2. Create – Optimise your content-creation processes

  • Typical challenges: Inconsistent briefs and inefficient brief management, challenging to forecast capacity, lack of feedback loops, long editing processes, duplication of work, unclear handovers of work, agreeing on finalisation of work.
  • Typical solutions: CMP, Dynamic content configuration tools, content modularisation
  • The biggest challenge for implementation: mapping all existing processes to solve bottlenecks and develop a new and improved content production process, evolving agency collaboration, details related to the configuration of tools. Change management and training to bring everybody on board in one common process. A content strategy that allows for scalability. 

 

3. Manage & store – One content repository, enforced meta-tagging on assets 

  • Typical challenges: Multiple asset libraries with similar content, lack of metadata, duplication of assets hinders search, searching for content, importing and exporting content.
  • Typical solutions: Digital asset management (DAM); one repository for assets, enforces the use of naming convention, meta-tagging, KPIs on re-use of assets to drive positive behaviour.
  • The biggest challenge for implementation: complex tech setup with internal dependencies can challenge the mitigation of several asset repositories to one, meta-tagging structure needs to be implemented, which includes changes to the way of working.

 

4. Distribute – Omnichannel activation

  • Typical challenges: lack of sync between teams and channels, different messaging in different channels, manual work to publish, long lead-times
  • Typical solutions: Content marketing platform that integrates with all digital channels to enable omnichannel activation 
  • The biggest challenge for implementation: buy-in to integrate with all channels to ensure omnichannel activation, change management to build trust and alignment between teams and channels previously operating in silos

 

5. Report – Automate manual reporting, make insights available to all

  • Typical challenges: manual reporting from different channels, different ways of measuring success, misalignment between KPIs, multiple sources of truth (dashboards, excels, in-platform reporting)
  • Typical solutions: Implementation of Business Intelligence tools (BI), such as Tableau or Domo that combine several sources of data and measure effect across multiple channels. Some CMPs include advanced built-in reporting capabilities.
  • The biggest challenge for implementation: agreeing on a common set of KPIs, integrating with sources, visualisation of metrics in intuitive dashboards, change management related to new transparency on performance, and putting data at the centre of all operations.

 

Execution – the Change is Not Only About Implementing a Technology

Change that involves transforming the way people work and interact is complex and oftentimes leads organisations to turn to outside support to help drive the change. 

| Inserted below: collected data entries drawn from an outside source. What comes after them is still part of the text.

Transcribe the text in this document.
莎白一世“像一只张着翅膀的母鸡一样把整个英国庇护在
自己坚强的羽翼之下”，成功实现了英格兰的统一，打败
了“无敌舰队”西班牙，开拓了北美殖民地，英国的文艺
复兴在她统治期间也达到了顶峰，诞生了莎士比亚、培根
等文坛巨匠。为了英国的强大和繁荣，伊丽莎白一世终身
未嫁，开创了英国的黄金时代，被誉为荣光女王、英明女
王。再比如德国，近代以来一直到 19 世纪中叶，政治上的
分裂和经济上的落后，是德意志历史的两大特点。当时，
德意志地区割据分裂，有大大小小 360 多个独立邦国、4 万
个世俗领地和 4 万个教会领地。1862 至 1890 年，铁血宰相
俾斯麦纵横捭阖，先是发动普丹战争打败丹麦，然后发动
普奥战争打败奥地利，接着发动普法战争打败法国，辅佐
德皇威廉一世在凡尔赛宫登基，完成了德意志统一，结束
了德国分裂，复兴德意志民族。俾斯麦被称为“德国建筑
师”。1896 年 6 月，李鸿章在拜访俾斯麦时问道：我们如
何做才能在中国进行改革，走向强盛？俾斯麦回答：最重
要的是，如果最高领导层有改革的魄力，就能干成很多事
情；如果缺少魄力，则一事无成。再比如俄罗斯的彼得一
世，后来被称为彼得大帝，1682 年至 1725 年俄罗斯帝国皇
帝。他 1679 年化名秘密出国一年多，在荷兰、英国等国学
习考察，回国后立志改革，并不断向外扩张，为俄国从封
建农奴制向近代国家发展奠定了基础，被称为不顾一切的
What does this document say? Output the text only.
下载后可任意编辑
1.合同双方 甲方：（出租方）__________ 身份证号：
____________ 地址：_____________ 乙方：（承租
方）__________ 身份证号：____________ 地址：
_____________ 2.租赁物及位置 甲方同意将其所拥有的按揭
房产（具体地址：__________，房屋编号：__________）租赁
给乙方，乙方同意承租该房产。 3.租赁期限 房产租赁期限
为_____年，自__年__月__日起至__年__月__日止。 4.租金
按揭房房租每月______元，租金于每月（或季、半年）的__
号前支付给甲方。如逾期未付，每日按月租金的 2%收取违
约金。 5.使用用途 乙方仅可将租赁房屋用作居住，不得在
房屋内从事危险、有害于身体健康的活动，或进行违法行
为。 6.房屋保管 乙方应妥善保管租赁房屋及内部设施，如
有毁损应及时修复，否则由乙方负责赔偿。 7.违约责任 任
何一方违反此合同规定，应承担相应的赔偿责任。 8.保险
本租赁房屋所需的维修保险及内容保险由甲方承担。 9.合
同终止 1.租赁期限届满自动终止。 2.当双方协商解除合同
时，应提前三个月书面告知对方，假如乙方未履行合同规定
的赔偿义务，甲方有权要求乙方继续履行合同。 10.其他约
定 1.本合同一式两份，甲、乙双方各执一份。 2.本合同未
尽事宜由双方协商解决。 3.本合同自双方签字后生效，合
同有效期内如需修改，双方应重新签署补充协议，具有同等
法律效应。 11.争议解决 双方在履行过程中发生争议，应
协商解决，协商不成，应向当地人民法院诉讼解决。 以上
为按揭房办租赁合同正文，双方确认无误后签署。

While many make the mistake of thinking that a tool or technology will bring the needed structure, the critical issues are… 

  1. Staying true to your business objectives and planning for execution all the way
  2. Following up on set targets
  3. Making tough decisions related to people and change management (changing people’s job roles, letting people go etc, managing resistance to change). Do not underestimate the amount of communication and support required during change processes.
  4. Persistence – driving change requires time and persistence. The more you think about transformation as a marathon rather than a sprint, the more likely you are to succeed

 

For the business-minded CMO, addressing the topic of efficiency will be a career milestone – and something that opens up a seat at the management table. With the business targets in mind and remembering that change requires a lot more than a tool, you are bound to deliver tangible margin impact to your organisation. Doing this proactively without being asked will make it even more likely.